Weeds and weeding are perennial  battles; even when the weeds are not perennial it feels like they are. So, what is a weed? There is a dictionary definition for 'weed' but it is not necessarily accurate or applicable in all locations. For example; Purslane in my garden is a nasty weed and yet it is cultivated in other parts of the world as an edible and nutritious plant. One year I planted Calendula and found out how prolific it is. It became a weed in my yard. In a broad sense, a weed is an unwanted plant that invites itself to the garden.

I don't think it is possible to eliminate weeds entirely, but with persistence and some caution we can come close. The persistence part is obvious, but the caution may not be. Adding foreign soil to your garden can introduce more or even new weeds you were not anticipating. Adding mature weeds to your compost pile preserves the seeds for distribution along with the compost. Fresh manure can also carry seeds just waiting for their chance.  Birds, wind and some water sources also help weeds find their way into the yard. 

The persistence part of weed control is primarily cultivation; not giving them a chance to grow beyond germination and propagation.

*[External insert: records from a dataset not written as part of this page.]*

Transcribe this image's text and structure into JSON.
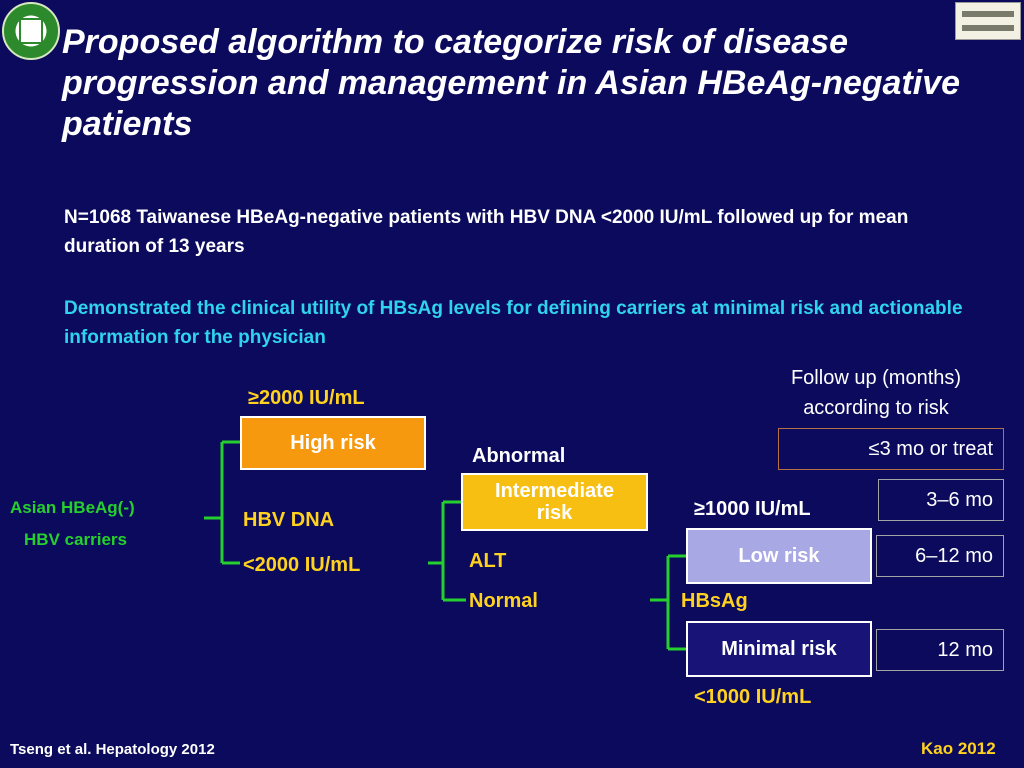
{
  "title": "Proposed algorithm to categorize risk of disease progression and management in Asian HBeAg-negative patients",
  "intro": {
    "line1": "N=1068 Taiwanese HBeAg-negative patients with HBV DNA <2000 IU/mL followed up for mean duration of 13 years",
    "line2": "Demonstrated the clinical utility of HBsAg levels for defining carriers at minimal risk and actionable information for the physician"
  },
  "flow": {
    "population_line1": "Asian HBeAg(-)",
    "population_line2": "HBV carriers",
    "dna_threshold_high": "≥2000 IU/mL",
    "dna_label": "HBV DNA",
    "dna_threshold_low": "<2000 IU/mL",
    "high_risk": "High risk",
    "alt_abnormal": "Abnormal",
    "alt_label": "ALT",
    "alt_normal": "Normal",
    "intermediate_line1": "Intermediate",
    "intermediate_line2": "risk",
    "hbsag_high": "≥1000 IU/mL",
    "hbsag_label": "HBsAg",
    "hbsag_low": "<1000 IU/mL",
    "low_risk": "Low risk",
    "minimal_risk": "Minimal risk"
  },
  "followup": {
    "header_line1": "Follow up (months)",
    "header_line2": "according to risk",
    "high": "≤3 mo or treat",
    "intermediate": "3–6 mo",
    "low": "6–12 mo",
    "minimal": "12 mo"
  },
  "footer": {
    "citation": "Tseng et al. Hepatology 2012",
    "credit": "Kao 2012"
  },
  "colors": {
    "background": "#0b0a5c",
    "high_risk": "#f7990f",
    "intermediate_risk": "#f7bf12",
    "low_risk": "#a8a8e4",
    "minimal_risk": "#171377",
    "connector": "#25d02e",
    "highlight_text": "#2fd3f0",
    "credit_text": "#ffd21f"
  }
}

Weeds appear and reappear every year, but not all of them are actually perennial. Knowing the difference is important for an effective battle plan. Annual weeds die over the winter; their seeds germinate the following spring. Most weed seeds, whether annual or perennial, can lay dormant in the soil for many years. For this reason weeds should never be allowed to flower and reach maturity. Continuous and regular cultivation kills germinating seeds and brings others to the ideal depth for germination. Persistent cultivation eventually brings weeds under control, more or less. If you're not opposed to chemicals, pre-emergents like Preen are also effective on annual (and perennial) weed seeds.

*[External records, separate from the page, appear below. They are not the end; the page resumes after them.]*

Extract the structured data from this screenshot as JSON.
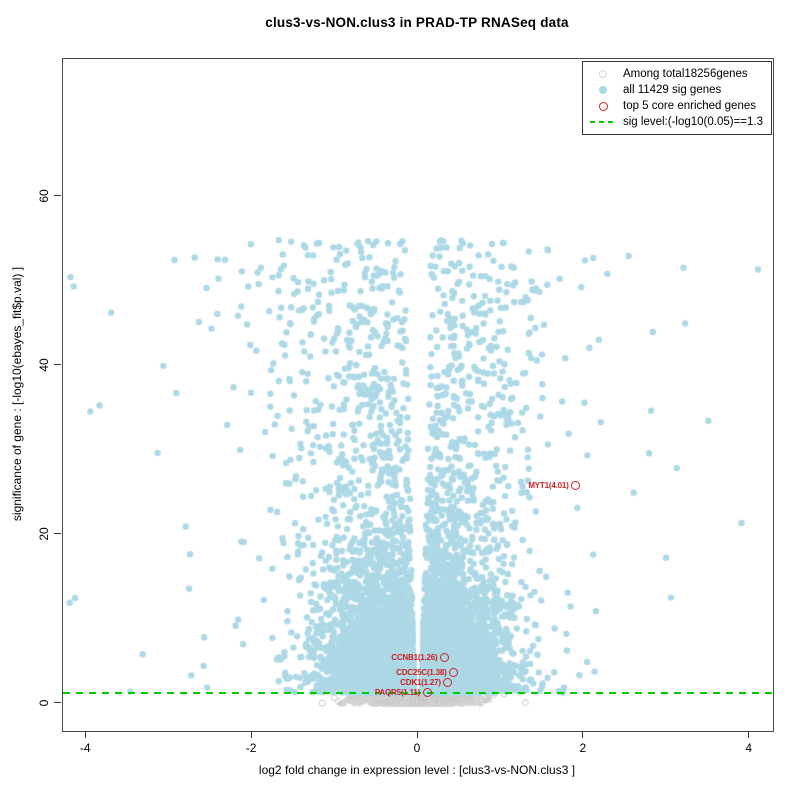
{
  "title": "clus3-vs-NON.clus3 in PRAD-TP RNASeq data",
  "axes": {
    "x": {
      "label": "log2 fold change in expression level : [clus3-vs-NON.clus3 ]",
      "ticks": [
        "-4",
        "-2",
        "0",
        "2",
        "4"
      ],
      "tick_values": [
        -4,
        -2,
        0,
        2,
        4
      ]
    },
    "y": {
      "label": "significance of gene : [-log10(ebayes_fit$p.val) ]",
      "ticks": [
        "0",
        "20",
        "40",
        "60"
      ],
      "tick_values": [
        0,
        20,
        40,
        60
      ]
    }
  },
  "legend": {
    "items": [
      {
        "marker": "open-circle",
        "color": "#D3D3D3",
        "label": "Among total18256genes"
      },
      {
        "marker": "filled-circle",
        "color": "#ADD8E6",
        "label": "all 11429 sig genes"
      },
      {
        "marker": "open-circle-red",
        "color": "#CC2222",
        "label": "top 5 core enriched genes"
      },
      {
        "marker": "dashed-line",
        "color": "#00CC00",
        "label": "sig level:(-log10(0.05)==1.3"
      }
    ]
  },
  "chart_data": {
    "type": "scatter",
    "title": "clus3-vs-NON.clus3 in PRAD-TP RNASeq data",
    "xlabel": "log2 fold change in expression level : [clus3-vs-NON.clus3 ]",
    "ylabel": "significance of gene : [-log10(ebayes_fit$p.val) ]",
    "xlim": [
      -4.28,
      4.28
    ],
    "ylim": [
      -3.2,
      76.3
    ],
    "grid": false,
    "legend_position": "top-right",
    "sig_level": 1.3,
    "sig_line_color": "#00CC00",
    "total_genes": 18256,
    "sig_genes": 11429,
    "colors": {
      "nonsig": "#D3D3D3",
      "sig": "#ADD8E6",
      "core": "#CC2222"
    },
    "core_enriched_genes": [
      {
        "gene": "MYT1",
        "score": 4.01,
        "x": 1.9,
        "y": 25.9,
        "label": "MYT1(4.01)"
      },
      {
        "gene": "CCNB1",
        "score": 1.26,
        "x": 0.32,
        "y": 5.5,
        "label": "CCNB1(1.26)"
      },
      {
        "gene": "CDC25C",
        "score": 1.38,
        "x": 0.43,
        "y": 3.7,
        "label": "CDC25C(1.38)"
      },
      {
        "gene": "CDK1",
        "score": 1.27,
        "x": 0.36,
        "y": 2.5,
        "label": "CDK1(1.27)"
      },
      {
        "gene": "PAQR5",
        "score": 1.11,
        "x": 0.11,
        "y": 1.4,
        "label": "PAQR5(1.11)"
      }
    ],
    "sig_outlier_points": [
      [
        -4.19,
        50.5
      ],
      [
        -4.15,
        49.4
      ],
      [
        -3.95,
        34.6
      ],
      [
        -3.84,
        35.3
      ],
      [
        -3.7,
        46.3
      ],
      [
        -3.14,
        29.7
      ],
      [
        -3.07,
        40.0
      ],
      [
        -2.8,
        21.0
      ],
      [
        -2.55,
        49.2
      ],
      [
        -2.49,
        44.4
      ],
      [
        -2.3,
        33.0
      ],
      [
        -2.06,
        44.9
      ],
      [
        -1.53,
        54.7
      ],
      [
        -1.33,
        53.1
      ],
      [
        -0.3,
        51.0
      ],
      [
        0.31,
        51.2
      ],
      [
        2.18,
        43.1
      ],
      [
        2.54,
        53.0
      ],
      [
        2.6,
        25.0
      ],
      [
        2.81,
        34.7
      ],
      [
        2.83,
        44.0
      ],
      [
        2.99,
        17.3
      ],
      [
        3.12,
        27.9
      ],
      [
        3.2,
        51.6
      ],
      [
        3.22,
        45.0
      ],
      [
        3.5,
        33.5
      ],
      [
        3.9,
        21.4
      ],
      [
        4.1,
        51.4
      ]
    ],
    "generation": {
      "seed": 1234,
      "sig": {
        "render_count": 11429,
        "y_exp_mean": 3.6,
        "y_exp_share": 0.8,
        "y_quad_max": 53,
        "y_cap": 55.5,
        "gap_base": 0.045,
        "gap_slope": 0.002,
        "sigma_base": 0.34,
        "sigma_slope": 0.01,
        "tail_prob": 0.04,
        "tail_mean": 0.6,
        "left_prob": 0.53,
        "left_widen": 1.1,
        "x_clip": 4.22,
        "point_radius": 3.2
      },
      "nonsig": {
        "render_count": 1800,
        "x_sigma": 0.26,
        "y_mean": 0.55,
        "y_sigma": 0.33,
        "y_min": 0.02,
        "y_max": 1.27,
        "point_radius": 3,
        "fringe_count": 50,
        "fringe_x_sigma": 0.5
      }
    }
  }
}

Perennial weeds are largely unaffected by cultivation unless you're able to remove the entire root system. It is still important to cultivate because perennial weeds also develop and distribute seeds. Very often chemicals are the best practical way of battling perennial weeds. 

A couple examples of annual weeds: Purslane   Crab Grass These are particularly prolific. A single plant allowed to go to seed can deposit hundreds, if not thousands of seeds. Other invasive grasses are often generically called Crab Grass. Crab Grass has a defense method similar to many other weeds. If you try to pull it, it will break off, leaving the roots anchored in the soil. Within days new growth appears with seed heads developing. 

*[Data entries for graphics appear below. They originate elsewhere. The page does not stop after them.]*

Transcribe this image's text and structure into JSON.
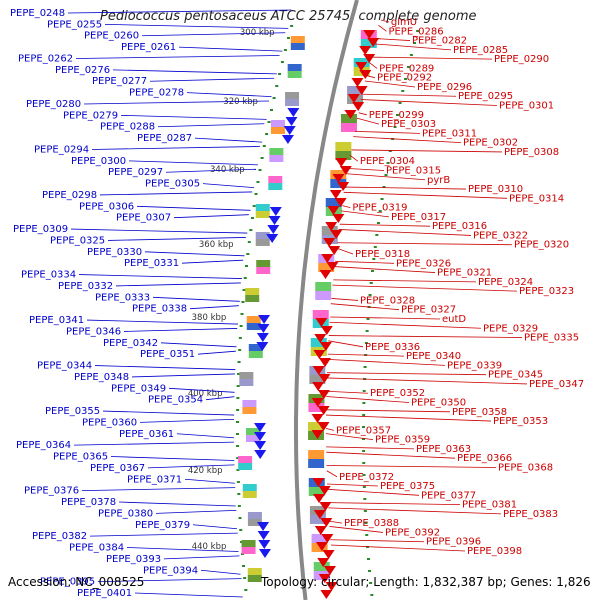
{
  "title": "Pediococcus pentosaceus ATCC 25745, complete genome",
  "footer": {
    "accession": "Accession: NC_008525",
    "topology": "Topology: circular; Length: 1,832,387 bp; Genes: 1,826"
  },
  "colors": {
    "left_labels": "#0000cc",
    "right_labels": "#cc0000",
    "backbone": "#888888",
    "ticks": "#2a8a2a"
  },
  "scale_ticks": [
    "300 kbp",
    "320 kbp",
    "340 kbp",
    "360 kbp",
    "380 kbp",
    "400 kbp",
    "420 kbp",
    "440 kbp"
  ],
  "left_labels": [
    "PEPE_0248",
    "PEPE_0255",
    "PEPE_0260",
    "PEPE_0261",
    "PEPE_0262",
    "PEPE_0276",
    "PEPE_0277",
    "PEPE_0278",
    "PEPE_0280",
    "PEPE_0279",
    "PEPE_0288",
    "PEPE_0287",
    "PEPE_0294",
    "PEPE_0300",
    "PEPE_0297",
    "PEPE_0305",
    "PEPE_0298",
    "PEPE_0306",
    "PEPE_0307",
    "PEPE_0309",
    "PEPE_0325",
    "PEPE_0330",
    "PEPE_0331",
    "PEPE_0334",
    "PEPE_0332",
    "PEPE_0333",
    "PEPE_0338",
    "PEPE_0341",
    "PEPE_0346",
    "PEPE_0342",
    "PEPE_0351",
    "PEPE_0344",
    "PEPE_0348",
    "PEPE_0349",
    "PEPE_0354",
    "PEPE_0355",
    "PEPE_0360",
    "PEPE_0361",
    "PEPE_0364",
    "PEPE_0365",
    "PEPE_0367",
    "PEPE_0371",
    "PEPE_0376",
    "PEPE_0378",
    "PEPE_0380",
    "PEPE_0379",
    "PEPE_0382",
    "PEPE_0384",
    "PEPE_0393",
    "PEPE_0394",
    "PEPE_0395",
    "PEPE_0401"
  ],
  "right_labels": [
    "glmU",
    "PEPE_0286",
    "PEPE_0282",
    "PEPE_0285",
    "PEPE_0290",
    "PEPE_0289",
    "PEPE_0292",
    "PEPE_0296",
    "PEPE_0295",
    "PEPE_0301",
    "PEPE_0299",
    "PEPE_0303",
    "PEPE_0311",
    "PEPE_0302",
    "PEPE_0308",
    "PEPE_0304",
    "PEPE_0315",
    "pyrB",
    "PEPE_0310",
    "PEPE_0314",
    "PEPE_0319",
    "PEPE_0317",
    "PEPE_0316",
    "PEPE_0322",
    "PEPE_0320",
    "PEPE_0318",
    "PEPE_0326",
    "PEPE_0321",
    "PEPE_0324",
    "PEPE_0323",
    "PEPE_0328",
    "PEPE_0327",
    "eutD",
    "PEPE_0329",
    "PEPE_0335",
    "PEPE_0336",
    "PEPE_0340",
    "PEPE_0339",
    "PEPE_0345",
    "PEPE_0347",
    "PEPE_0352",
    "PEPE_0350",
    "PEPE_0358",
    "PEPE_0353",
    "PEPE_0357",
    "PEPE_0359",
    "PEPE_0363",
    "PEPE_0366",
    "PEPE_0368",
    "PEPE_0372",
    "PEPE_0375",
    "PEPE_0377",
    "PEPE_0381",
    "PEPE_0383",
    "PEPE_0388",
    "PEPE_0392",
    "PEPE_0396",
    "PEPE_0398"
  ]
}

Perennial weeds: Field Bind Weed (AKA Morning Glory)  is especially tenacious with a root system as much as 15+ feet straight down. Simple cultivation will not kill it but it is still important as it will kill new seedlings.   The two-leaf seedling root is about 3 inches long and easily taken out. By the time the seedling develops secondary leaves, the root can already be 10 to 12 inches. Unless you're very particular about your lawn, you don't need to worry about Bind Weed in the grass. Continuous mowing keeps it from becoming overgrown and unsightly. In garden areas I have found success by pulling and/or chopping it out during the spring and summer. Around August I let it grow and then spray it in late September (which means sacrificing bedding plants at the end of their season). Being a true perennial, it is taking its strength into its roots for winter storage. Late spraying maximizes the effectiveness on the entire root. Any broad leaf herbicide will work. I like to use 2-4D 

A few more perennial weeds: Couch Grass  Mallow  Dandelion Mature Mallow and Dandelion have large, heavy roots that must be removed to kill the plant. In early spring, when the Tulips and Daffodils are blooming, I use a narrow trenching shovel to uproot the Dandelion and Mallow in garden areas. The new seedlings are easy to control with cultivation. When these plants become a problem in the lawn, 2-4D is very effective as it does not harm the grass. Couch Grass is very hardy and invasive. Its needle point rhizomes can penetrate potatoes and other semi solid objects. When chopping or pulling the grass, if a small piece of the rhizome  is left in the soil it will sprout and spread. Spraying is the most effective way to control Couch Grass which means that if it gets into the lawn, that section of grass will die and have to be replanted.

Weed control is a battle that can be won. Cultivation is the best all around method of control. Soil condition makes cultivating either a chore or a pleasure. The better the soil, the better your tools perform. Cultivating time is relaxing and a time of bonding with the garden.